N. 00497/2011 REG.RIC.

N. 02352/2011REG.PROV.COLL.

N. 00497/2011 REG.RIC.

REPUBBLICA ITALIANA

IN NOME DEL POPOLO ITALIANO

Il Consiglio di Stato

in sede giurisdizionale (Sezione Terza)

ha pronunciato la presente

SENTENZA

sul ricorso numero di registro generale 497 del 2011, proposto da:
Societa' International Security Service Spa, rappresentata e difesa dagli avv.
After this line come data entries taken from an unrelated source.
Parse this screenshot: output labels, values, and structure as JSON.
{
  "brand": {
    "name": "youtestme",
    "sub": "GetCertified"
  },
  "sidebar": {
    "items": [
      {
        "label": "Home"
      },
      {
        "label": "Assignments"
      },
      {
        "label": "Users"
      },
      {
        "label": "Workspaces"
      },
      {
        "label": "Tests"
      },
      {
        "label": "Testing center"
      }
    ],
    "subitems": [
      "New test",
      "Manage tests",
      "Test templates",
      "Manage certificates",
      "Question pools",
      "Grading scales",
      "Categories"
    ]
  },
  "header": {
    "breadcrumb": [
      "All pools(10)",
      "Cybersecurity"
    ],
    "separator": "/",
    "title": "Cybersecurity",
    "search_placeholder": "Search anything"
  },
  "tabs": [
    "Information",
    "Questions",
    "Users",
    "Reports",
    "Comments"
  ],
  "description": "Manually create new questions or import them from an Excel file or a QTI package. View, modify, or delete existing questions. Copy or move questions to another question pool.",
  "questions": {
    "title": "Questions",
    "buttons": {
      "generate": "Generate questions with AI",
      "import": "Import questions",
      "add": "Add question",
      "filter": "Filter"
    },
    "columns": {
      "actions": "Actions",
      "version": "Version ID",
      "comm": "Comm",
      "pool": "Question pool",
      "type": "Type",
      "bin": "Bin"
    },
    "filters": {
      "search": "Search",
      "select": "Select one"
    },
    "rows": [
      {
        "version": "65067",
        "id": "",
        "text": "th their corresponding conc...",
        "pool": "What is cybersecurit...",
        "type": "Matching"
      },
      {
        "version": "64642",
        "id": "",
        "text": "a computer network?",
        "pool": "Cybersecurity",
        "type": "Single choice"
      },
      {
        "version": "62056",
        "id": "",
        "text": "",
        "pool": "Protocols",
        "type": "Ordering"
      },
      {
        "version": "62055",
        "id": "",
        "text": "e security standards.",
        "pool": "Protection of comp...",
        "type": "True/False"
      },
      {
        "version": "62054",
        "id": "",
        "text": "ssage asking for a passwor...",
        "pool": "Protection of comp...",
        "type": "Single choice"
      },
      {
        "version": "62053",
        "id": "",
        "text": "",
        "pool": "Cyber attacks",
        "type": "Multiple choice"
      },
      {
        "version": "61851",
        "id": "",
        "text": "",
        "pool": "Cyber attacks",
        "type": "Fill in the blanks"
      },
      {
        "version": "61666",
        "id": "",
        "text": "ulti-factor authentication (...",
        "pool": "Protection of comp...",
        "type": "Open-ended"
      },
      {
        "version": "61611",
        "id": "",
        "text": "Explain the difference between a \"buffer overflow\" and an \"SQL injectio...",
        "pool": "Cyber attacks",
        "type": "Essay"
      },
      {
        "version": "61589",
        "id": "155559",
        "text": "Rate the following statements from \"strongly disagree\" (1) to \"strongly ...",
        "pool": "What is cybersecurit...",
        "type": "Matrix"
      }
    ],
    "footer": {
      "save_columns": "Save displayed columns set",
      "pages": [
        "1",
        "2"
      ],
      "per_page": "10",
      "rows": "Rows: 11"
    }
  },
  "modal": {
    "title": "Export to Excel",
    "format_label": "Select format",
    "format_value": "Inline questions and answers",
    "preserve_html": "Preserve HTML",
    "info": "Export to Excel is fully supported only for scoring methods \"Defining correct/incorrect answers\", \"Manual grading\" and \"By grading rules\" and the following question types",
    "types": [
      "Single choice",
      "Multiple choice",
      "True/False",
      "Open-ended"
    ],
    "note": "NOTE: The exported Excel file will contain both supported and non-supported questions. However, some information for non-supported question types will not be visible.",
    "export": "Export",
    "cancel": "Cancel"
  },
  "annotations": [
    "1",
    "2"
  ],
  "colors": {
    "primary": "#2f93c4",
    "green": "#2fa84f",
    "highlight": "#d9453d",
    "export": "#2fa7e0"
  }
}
G A, M S, con domicilio eletto presso M S in Roma, viale Parioli, 180;

contro

U.T.G. - Prefettura di Napoli, Sapna Spa, Circumvesuviana Srl, Gori-Gestione Ottimale Risorse Idriche, Consorzio Unico di Bacino della Provincia di Napoli e Caserta, Tangenziale di Napoli Spa, Asl Na3 Sud, Equitalia Polis, Eavbus, Comune di Torre Annunziata, A S, P M, A A, L A, A A, A A, Luigi Albano, Luigi Alborino, Fausto Alfieri, Giovanni Allocca, Amodio Amato, Raffaele Ambrosino, Salvador Ambrosino, Vincenzo Ambrosino, Salvatore Amore, Francesco Annunziata, Sabatino Arena, Franco Arianna, Liberatore Arienzo, Roberto Artiaco, Massimo Ascione, Vincenzo Ascione, A Attanasio, Luca Auriemma, Vincenzo Auterio, Pasquale Baia, Federico Balzano, Virginio Barberio, Filomena Barone, Giuseppe Barone, Tommaso Barone, Francesco Basileo, Francesco Batino, Alessandro Beneduce, Michele Beneduce, Luigi Bidello, A Biondo, Vincenzo Borrelli, Vincenzo Borriello, Domenico Bottiglieri, Giovanni Brancaccio, A B, Postetutela Spa, Autostrade Meridionali Spa;
Ministero dell'Interno, rappresentato e difeso dall'Avvocatura dello Stato, domiciliata per legge in Roma, via dei Portoghesi, 12;
Consiglio Regionale della Campania, rappresentato e difeso dall'avv. Almerina Bove, con domicilio eletto presso Ufficio Di Rappresentanza Regione Campania in Roma, via Poli,29;
Inps, rappresentato e difeso dagli avv. Gaetano De Ruvo, Daniela Anziano, domiciliata per legge in Roma, via della Frezza, 17;
Vincenzo Fierro, rappresentato e difeso dagli avv. Geremia Biancardi, Lorenzo Lentini, con domicilio eletto presso Alfredo Placidi in Roma, via Cosseria N. 2;

per la riforma

della sentenza del T.A.R. CAMPANIA - NAPOLI: SEZIONE I n. 27367/2010, resa tra le parti, concernente

REVOCA DEI DECRETI PREFETTIZI N.

227 E 251/07 PER LA GESTIONE DELL'ISTITUTO DI VIGILANZA PRIVATA NONCHÈ DELLA INFORMATIVA INTERDITTIVA ANTIMAFIA


Visti il ricorso in appello e i relativi allegati;

Visti gli atti di costituzione in giudizio di Ministero dell'Interno e di Consiglio Regionale della Campania e di Inps e di Vincenzo Fierro;

Viste le memorie difensive;

Visti tutti gli atti della causa;

Relatore nell'udienza pubblica del giorno 18 marzo 2011 il Cons. L B e uditi per le parti gli avvocati Biancardi, Panariello, su delega dell'avv. Bove, Lentini, Abbamonte, Sanino e dello Stato Palmieri;

Ritenuto e considerato in fatto e diritto quanto segue.


FATTO

Con ricorso proposto dinanzi al TAR Campania la società International Security Service s.p.a. ha impugnato il provvedimento interdittivo antimafia adottato dal Prefetto di Napoli il 6.4.2010, ed il connesso decreto notificato il 7.4.2010 con il quale lo stesso Prefetto ha disposto la revoca immediata, ai sensi dell’art. 134 T.U.L.P.S., delle autorizzazioni rilasciate alla società nell’anno 2007 per l’istituto di vigilanza da essa gestito.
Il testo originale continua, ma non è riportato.